Monday, June 27, 2016

Trading in Death

In April this year, a Tel Aviv court rejected a petition from an Israeli lawyer to release documentation of arms exports to the Hutu government in Rwanda in the 1990s.

Over 100 days in 1994, members of the Hutu majority acting with the Rwandan government killed hundreds of thousands of the Tutsi minority. The killing was carried out with machetes and light weapons. Israeli-made 5.56mm bullets, grenades and rifles were involved, according to human rights groups and Israeli arms dealers.

In 2014, lawyer Eitay Mack filed a freedom of information request with the Israeli defence ministry for details of exports to Rwanda.

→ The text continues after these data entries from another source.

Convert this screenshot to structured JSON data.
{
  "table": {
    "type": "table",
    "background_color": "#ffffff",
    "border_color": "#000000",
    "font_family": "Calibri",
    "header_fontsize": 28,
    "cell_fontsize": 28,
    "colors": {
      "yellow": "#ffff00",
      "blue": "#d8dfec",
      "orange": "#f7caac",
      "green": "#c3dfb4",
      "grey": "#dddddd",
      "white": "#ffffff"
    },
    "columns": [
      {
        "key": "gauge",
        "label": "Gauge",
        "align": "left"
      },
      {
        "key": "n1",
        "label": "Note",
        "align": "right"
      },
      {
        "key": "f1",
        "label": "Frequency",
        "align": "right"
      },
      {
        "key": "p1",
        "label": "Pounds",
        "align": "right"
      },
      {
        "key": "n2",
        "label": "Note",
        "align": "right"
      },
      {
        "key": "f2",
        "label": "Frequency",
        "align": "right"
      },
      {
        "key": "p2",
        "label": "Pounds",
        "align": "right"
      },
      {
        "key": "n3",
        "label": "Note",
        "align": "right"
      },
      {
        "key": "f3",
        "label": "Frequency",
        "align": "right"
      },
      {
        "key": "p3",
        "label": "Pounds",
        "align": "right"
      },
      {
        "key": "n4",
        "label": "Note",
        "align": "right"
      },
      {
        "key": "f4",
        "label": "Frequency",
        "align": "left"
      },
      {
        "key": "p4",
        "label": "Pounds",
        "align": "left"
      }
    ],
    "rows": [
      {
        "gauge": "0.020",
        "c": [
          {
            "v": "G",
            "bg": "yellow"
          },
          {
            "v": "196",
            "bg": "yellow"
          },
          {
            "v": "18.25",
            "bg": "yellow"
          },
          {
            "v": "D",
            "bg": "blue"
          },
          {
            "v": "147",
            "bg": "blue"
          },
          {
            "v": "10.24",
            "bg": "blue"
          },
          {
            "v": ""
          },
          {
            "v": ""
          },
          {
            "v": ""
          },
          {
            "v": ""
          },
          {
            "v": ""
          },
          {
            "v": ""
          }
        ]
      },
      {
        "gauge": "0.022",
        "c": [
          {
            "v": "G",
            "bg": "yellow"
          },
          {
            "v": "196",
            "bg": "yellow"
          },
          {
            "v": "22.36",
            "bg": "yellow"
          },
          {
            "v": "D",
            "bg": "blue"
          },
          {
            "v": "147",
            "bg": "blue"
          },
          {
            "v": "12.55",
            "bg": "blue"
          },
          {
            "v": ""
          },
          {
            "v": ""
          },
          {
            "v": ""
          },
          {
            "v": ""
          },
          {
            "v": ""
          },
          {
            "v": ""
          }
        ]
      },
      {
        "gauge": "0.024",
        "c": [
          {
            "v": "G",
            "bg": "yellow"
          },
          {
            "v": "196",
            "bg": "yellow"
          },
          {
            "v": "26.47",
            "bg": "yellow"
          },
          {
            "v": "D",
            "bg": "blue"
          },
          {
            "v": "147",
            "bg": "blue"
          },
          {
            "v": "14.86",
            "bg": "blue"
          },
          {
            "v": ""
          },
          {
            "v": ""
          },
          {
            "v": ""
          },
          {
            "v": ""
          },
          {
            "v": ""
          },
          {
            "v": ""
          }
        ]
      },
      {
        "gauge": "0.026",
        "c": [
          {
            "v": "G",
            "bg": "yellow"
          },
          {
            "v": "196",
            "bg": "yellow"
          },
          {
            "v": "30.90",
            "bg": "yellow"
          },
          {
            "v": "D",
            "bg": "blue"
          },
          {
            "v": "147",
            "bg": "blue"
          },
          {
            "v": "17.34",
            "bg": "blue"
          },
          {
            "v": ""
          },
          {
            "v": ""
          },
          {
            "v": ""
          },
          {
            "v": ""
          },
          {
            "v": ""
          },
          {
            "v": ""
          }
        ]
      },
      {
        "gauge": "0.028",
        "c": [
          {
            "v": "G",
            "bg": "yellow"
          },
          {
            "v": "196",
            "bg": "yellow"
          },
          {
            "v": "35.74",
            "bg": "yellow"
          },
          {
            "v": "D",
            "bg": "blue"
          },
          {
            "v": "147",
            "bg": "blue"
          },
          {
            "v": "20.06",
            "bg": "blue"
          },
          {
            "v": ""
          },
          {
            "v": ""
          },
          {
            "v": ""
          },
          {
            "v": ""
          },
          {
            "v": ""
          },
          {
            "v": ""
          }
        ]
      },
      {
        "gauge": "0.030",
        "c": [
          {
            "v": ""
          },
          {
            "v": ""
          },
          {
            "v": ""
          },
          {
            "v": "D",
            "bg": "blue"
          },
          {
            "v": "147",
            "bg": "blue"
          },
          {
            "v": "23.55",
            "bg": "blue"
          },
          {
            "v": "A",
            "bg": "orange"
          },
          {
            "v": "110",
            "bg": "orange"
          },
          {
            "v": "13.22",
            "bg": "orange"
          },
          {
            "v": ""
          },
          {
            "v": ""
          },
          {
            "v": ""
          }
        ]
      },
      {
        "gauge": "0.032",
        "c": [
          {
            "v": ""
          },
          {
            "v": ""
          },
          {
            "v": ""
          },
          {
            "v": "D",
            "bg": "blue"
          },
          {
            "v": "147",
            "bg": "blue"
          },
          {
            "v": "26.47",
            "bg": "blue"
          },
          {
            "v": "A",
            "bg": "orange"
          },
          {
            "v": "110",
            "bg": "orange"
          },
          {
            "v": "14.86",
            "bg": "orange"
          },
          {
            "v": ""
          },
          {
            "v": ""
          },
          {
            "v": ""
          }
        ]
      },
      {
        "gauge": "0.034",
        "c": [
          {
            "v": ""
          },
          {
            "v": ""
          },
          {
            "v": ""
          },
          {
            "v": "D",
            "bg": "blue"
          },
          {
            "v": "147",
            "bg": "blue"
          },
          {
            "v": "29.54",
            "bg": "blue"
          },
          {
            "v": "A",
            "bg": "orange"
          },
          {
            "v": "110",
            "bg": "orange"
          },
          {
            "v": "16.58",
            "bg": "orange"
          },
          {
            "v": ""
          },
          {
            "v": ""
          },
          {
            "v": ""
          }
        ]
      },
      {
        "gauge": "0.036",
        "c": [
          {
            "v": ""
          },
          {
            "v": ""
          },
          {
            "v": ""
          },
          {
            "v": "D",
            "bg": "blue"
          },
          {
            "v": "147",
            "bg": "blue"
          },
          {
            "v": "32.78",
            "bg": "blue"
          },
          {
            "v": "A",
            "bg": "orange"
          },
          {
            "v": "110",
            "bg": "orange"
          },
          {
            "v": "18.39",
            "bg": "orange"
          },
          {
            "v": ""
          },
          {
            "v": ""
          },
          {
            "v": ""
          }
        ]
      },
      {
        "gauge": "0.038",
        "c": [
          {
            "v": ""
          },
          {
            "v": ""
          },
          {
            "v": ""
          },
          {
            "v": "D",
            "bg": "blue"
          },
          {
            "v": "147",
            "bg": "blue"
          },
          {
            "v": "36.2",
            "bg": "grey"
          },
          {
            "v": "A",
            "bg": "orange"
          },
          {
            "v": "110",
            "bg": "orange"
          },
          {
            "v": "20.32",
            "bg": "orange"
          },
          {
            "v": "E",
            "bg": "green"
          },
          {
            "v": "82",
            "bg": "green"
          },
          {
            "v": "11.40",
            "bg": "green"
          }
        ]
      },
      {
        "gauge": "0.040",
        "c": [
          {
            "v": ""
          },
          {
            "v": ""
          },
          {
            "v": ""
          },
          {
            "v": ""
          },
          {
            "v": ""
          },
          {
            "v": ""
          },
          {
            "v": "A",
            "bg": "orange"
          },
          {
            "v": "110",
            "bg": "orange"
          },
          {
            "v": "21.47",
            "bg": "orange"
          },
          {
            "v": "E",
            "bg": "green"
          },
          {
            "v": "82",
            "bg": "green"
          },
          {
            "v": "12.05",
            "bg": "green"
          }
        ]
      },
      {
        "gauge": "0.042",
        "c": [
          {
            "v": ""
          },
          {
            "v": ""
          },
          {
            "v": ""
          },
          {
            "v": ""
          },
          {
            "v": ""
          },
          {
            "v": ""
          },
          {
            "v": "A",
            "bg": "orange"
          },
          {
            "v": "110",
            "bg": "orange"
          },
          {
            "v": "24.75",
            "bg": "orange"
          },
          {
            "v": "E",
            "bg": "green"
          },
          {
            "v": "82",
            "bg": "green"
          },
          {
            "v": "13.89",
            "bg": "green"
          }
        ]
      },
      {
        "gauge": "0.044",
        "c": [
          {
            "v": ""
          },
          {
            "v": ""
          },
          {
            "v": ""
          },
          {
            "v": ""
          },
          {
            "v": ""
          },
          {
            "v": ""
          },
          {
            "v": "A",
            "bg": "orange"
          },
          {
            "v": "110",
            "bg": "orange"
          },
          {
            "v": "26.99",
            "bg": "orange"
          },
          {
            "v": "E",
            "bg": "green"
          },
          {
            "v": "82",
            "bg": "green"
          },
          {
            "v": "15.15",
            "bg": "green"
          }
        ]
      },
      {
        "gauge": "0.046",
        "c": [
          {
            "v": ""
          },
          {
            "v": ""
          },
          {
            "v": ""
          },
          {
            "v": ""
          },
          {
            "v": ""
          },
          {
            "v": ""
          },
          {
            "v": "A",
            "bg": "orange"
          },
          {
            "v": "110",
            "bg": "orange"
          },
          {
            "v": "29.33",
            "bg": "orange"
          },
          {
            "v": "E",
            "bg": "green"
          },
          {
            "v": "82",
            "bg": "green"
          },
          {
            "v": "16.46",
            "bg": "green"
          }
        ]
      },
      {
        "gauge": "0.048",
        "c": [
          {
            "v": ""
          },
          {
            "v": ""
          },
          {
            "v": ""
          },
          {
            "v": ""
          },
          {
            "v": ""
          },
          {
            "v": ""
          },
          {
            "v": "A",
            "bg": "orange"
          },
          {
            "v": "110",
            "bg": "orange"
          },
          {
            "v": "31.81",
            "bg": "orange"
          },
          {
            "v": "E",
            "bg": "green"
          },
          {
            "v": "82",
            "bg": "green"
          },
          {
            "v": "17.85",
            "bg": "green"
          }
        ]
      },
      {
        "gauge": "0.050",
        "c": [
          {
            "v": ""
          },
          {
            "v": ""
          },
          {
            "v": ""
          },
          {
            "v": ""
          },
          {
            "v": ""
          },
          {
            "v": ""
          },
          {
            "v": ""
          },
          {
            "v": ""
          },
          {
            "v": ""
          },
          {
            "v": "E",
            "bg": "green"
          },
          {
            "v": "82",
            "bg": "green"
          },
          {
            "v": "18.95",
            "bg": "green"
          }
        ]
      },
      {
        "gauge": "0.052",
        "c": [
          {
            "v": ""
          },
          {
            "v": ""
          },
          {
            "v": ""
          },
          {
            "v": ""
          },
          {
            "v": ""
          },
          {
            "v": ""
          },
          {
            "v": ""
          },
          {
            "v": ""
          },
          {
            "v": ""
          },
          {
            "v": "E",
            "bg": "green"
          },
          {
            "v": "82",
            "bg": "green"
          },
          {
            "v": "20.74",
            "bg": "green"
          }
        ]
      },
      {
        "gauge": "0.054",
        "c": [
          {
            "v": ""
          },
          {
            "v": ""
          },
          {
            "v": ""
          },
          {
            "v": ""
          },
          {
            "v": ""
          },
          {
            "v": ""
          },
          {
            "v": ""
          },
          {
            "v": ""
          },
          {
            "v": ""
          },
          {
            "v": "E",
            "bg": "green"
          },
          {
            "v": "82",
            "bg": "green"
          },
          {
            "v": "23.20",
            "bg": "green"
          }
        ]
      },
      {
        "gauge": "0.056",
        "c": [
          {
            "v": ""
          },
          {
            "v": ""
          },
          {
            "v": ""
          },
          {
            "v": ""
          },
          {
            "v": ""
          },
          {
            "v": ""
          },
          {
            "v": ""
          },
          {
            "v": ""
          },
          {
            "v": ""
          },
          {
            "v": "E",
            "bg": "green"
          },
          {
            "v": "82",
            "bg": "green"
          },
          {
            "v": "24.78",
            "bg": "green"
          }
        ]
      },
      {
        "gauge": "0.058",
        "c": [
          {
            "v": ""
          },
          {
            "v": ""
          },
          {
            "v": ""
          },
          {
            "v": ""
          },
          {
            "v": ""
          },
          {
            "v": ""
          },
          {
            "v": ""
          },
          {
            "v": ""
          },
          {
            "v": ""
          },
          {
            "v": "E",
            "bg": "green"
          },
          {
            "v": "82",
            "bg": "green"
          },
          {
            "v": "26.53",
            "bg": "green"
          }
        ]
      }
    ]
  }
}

The request eventually found its way to the Israeli high court, which has just rejected the petition citing risks to national security and Tel Aviv’s foreign relations.

According to the newspaper Haaretz, the motive of Israeli arms dealers in Rwanda was “pure greed" and some arms dealers have even argued that supplying light weapons to Hutu murderers was a good deed because it meant that the victims would die more quickly from a bullet wound than from being hacked apart with a machete.

Given the deep connection between the Israeli defence ministry and the defence industry, it would be nearly impossible that senior members of the Israeli government weren’t aware of the arms deals with Rwanda.


Israel’s relationship with Africa, whereby the country profits from the continent’s conflicts and refuses to accept asylum seekers, demonstrates that there is no morality in statecraft.